Latham continued explaining that only native plantings would replace some of the invasive species on the property and that the impervious area on the site would be reduced by 11% from the prior proposal. He also advised that due to the removal of soil from the site, the project will sit lower than the building across the street at 269 Main Street.

CPDC member Mark Wetzel questioned why, when eight feet was removed from the building, it was not moved further away from the abutting residence at 2 Pinevale Avenue. Member Heather Clish asked similar questions regarding the placement of the building on the north end of the property. 

Project engineer Carleton Quinn explained that they wanted to avoid making a curb cut on Main Street, which is too close to Pinevale Avenue. The development team was also trying to prevent a dead-end parking situation after consultation with the fire department. Additionally, Quinn added that the building is situated to provide better traffic flow on the site.

“We need to think both about how this fits on Main Street as well as the Pinevale neighborhood,” CPDC chair John Weston declared. “We need to balance whether we are building our community for cars or for communities, it is always a trade-off,” Weston added. CPDC associate member Tom Armstrong asked if an overflow parking agreement could be reached with the property to the south of the proposed project to help prevent overflow parking on Pinevale Avenue.

Wetzel questioned the overall size of the project given the abutting neighborhood. Clish agreed. “I think there are better ways to configure this to fit into the neighborhood, and this is not it,” Clish added.

Abutters from Pinevale Avenue seemed to be in agreement that the egress from the property should not be on Pinevale Avenue. Michael Farrell, owner of Two Pinevale Avenue, concluded neighborhood remarks reminding the CPDC of the hardships placed on his property with this development just four feet off the property line. “Who is going to reimburse me [for potential financial losses],” Farrell asked.

CPDC continued the public hearing to February 12.

Harold Avenue

CPDC also continued a public hearing for a definitive subdivision plan at 0 Harold Avenue to February 12. Engineer Jack Sullivan, speaking for the property owner, explained that the 4.01-acre property at the end of Harold Avenue will be divided into two lots, with one home built on the lot next to Harold Avenue and the remaining two non-buildable acres possibly donated to the town as wetlands open space.
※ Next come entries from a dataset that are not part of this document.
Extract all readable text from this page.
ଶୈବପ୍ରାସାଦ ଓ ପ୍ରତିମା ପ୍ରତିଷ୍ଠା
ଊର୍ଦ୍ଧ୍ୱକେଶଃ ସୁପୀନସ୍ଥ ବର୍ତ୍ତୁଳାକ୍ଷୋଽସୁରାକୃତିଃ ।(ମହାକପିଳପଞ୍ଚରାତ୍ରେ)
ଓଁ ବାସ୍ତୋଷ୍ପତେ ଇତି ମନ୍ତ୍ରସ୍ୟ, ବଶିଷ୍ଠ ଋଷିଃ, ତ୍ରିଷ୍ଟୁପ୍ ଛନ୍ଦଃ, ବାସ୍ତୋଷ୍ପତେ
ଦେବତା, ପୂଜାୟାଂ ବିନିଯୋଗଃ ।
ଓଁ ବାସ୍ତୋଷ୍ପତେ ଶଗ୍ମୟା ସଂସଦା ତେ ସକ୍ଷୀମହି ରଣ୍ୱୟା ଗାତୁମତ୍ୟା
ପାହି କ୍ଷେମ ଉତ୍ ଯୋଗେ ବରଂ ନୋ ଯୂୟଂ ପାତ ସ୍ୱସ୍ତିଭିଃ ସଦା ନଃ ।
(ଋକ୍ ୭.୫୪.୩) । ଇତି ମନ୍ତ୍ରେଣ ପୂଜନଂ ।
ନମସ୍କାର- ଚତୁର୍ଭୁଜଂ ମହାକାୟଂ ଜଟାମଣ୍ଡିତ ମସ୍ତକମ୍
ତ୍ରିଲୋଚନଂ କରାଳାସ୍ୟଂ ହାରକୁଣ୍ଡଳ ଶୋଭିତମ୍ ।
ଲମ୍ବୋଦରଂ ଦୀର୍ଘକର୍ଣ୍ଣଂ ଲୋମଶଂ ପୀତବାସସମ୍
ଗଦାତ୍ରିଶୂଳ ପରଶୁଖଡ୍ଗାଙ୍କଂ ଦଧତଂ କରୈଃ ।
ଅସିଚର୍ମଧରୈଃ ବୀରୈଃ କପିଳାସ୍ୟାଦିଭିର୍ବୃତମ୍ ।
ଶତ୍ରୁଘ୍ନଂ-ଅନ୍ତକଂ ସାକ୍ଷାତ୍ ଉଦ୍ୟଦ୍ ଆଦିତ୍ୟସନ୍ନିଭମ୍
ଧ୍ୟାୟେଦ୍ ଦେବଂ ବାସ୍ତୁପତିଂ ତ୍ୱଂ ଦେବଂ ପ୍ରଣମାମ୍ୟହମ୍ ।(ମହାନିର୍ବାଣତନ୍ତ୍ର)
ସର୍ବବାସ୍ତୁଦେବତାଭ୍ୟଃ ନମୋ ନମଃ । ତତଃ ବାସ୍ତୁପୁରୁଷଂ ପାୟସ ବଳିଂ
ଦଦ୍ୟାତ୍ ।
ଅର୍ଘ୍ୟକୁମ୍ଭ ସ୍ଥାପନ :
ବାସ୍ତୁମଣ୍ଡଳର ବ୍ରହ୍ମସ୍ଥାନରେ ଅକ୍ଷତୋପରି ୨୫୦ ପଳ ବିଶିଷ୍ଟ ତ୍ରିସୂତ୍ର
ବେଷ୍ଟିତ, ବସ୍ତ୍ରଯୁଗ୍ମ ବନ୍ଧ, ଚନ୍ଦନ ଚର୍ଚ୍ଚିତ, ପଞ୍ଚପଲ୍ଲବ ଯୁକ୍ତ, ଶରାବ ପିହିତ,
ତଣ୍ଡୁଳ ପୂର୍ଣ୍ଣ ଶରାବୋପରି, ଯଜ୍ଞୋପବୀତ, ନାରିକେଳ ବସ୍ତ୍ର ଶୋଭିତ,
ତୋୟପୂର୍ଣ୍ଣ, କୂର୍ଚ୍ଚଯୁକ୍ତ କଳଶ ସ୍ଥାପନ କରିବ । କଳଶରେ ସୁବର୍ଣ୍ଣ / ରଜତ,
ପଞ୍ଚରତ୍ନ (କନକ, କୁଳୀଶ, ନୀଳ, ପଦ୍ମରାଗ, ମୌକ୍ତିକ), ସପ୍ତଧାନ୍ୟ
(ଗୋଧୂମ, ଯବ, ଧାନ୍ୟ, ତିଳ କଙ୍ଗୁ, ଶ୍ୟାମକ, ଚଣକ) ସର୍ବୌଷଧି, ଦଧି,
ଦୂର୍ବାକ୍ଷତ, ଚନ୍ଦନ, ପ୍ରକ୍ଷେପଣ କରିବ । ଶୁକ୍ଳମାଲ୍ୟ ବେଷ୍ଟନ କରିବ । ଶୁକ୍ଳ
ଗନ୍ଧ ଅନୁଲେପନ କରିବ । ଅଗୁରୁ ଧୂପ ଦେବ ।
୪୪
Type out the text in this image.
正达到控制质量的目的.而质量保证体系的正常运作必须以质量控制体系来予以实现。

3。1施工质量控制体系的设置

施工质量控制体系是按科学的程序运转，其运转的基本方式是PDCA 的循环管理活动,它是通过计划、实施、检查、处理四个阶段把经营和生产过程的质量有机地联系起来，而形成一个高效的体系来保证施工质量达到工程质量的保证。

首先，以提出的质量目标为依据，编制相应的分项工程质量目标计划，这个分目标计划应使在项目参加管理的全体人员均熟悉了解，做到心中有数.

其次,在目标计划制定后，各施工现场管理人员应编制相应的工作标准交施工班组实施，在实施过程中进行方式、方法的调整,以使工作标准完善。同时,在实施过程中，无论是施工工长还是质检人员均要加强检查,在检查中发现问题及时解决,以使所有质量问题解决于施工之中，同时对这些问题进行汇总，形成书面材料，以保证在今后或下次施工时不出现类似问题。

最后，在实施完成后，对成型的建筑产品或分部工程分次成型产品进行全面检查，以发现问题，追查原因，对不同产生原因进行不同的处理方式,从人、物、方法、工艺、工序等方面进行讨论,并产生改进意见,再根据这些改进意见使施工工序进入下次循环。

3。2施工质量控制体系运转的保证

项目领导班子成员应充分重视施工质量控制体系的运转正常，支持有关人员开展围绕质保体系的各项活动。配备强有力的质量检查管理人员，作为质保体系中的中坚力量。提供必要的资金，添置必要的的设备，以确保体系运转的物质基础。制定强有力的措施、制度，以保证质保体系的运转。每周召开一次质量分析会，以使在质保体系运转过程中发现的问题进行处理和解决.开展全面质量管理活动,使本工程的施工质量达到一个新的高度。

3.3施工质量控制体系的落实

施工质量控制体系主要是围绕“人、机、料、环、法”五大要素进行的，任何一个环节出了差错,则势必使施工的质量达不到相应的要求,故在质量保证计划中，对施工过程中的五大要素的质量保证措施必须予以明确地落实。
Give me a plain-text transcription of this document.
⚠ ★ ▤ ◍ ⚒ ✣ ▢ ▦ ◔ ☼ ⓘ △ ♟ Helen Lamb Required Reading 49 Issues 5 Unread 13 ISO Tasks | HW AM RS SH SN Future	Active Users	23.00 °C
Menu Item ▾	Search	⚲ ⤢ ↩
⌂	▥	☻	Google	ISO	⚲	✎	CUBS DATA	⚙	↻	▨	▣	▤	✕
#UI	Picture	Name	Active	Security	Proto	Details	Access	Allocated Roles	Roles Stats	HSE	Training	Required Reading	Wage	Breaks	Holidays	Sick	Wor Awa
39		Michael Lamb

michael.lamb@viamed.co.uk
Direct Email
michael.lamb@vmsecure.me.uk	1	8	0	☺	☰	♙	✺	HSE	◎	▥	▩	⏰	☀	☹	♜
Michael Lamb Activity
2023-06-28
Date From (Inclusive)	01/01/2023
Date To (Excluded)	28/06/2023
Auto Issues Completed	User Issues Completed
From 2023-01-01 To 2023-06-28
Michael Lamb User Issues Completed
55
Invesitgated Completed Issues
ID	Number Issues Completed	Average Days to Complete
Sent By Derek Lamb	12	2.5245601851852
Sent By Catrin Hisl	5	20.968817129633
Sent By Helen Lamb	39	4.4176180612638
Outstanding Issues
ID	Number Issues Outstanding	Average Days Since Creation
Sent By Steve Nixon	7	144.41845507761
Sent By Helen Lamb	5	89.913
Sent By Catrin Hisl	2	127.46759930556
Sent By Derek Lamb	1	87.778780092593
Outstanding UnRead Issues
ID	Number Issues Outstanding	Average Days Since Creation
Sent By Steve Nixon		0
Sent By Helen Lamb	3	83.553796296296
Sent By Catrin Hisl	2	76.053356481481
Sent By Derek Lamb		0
Sullivan continued to explain that only eleven mature trees on the property would be removed and that the plan is to “retain all the natural features of the land.”

D’Arezzo questioned whether or not the owner has deeded rights of access to Harold Avenue, which, according to D’Arezzo, is a private “substandard” road. Development Director Andrew MacNichol stated that his staff has been unable to find deeded access rights to the proposed lot. Attorney Chris Alphen, representing the property owner, stated that he has no doubts about deeded access to Harold Avenue.

Despite this reassurance, Armstrong indicated an unwillingness to rule that rights have been established without Town Counsel’s advice. Alphen said he would initiate a conversation to this effect.

After discussion regarding changes made to the MBTA communities map, CPDC adjourned at 11:50 pm.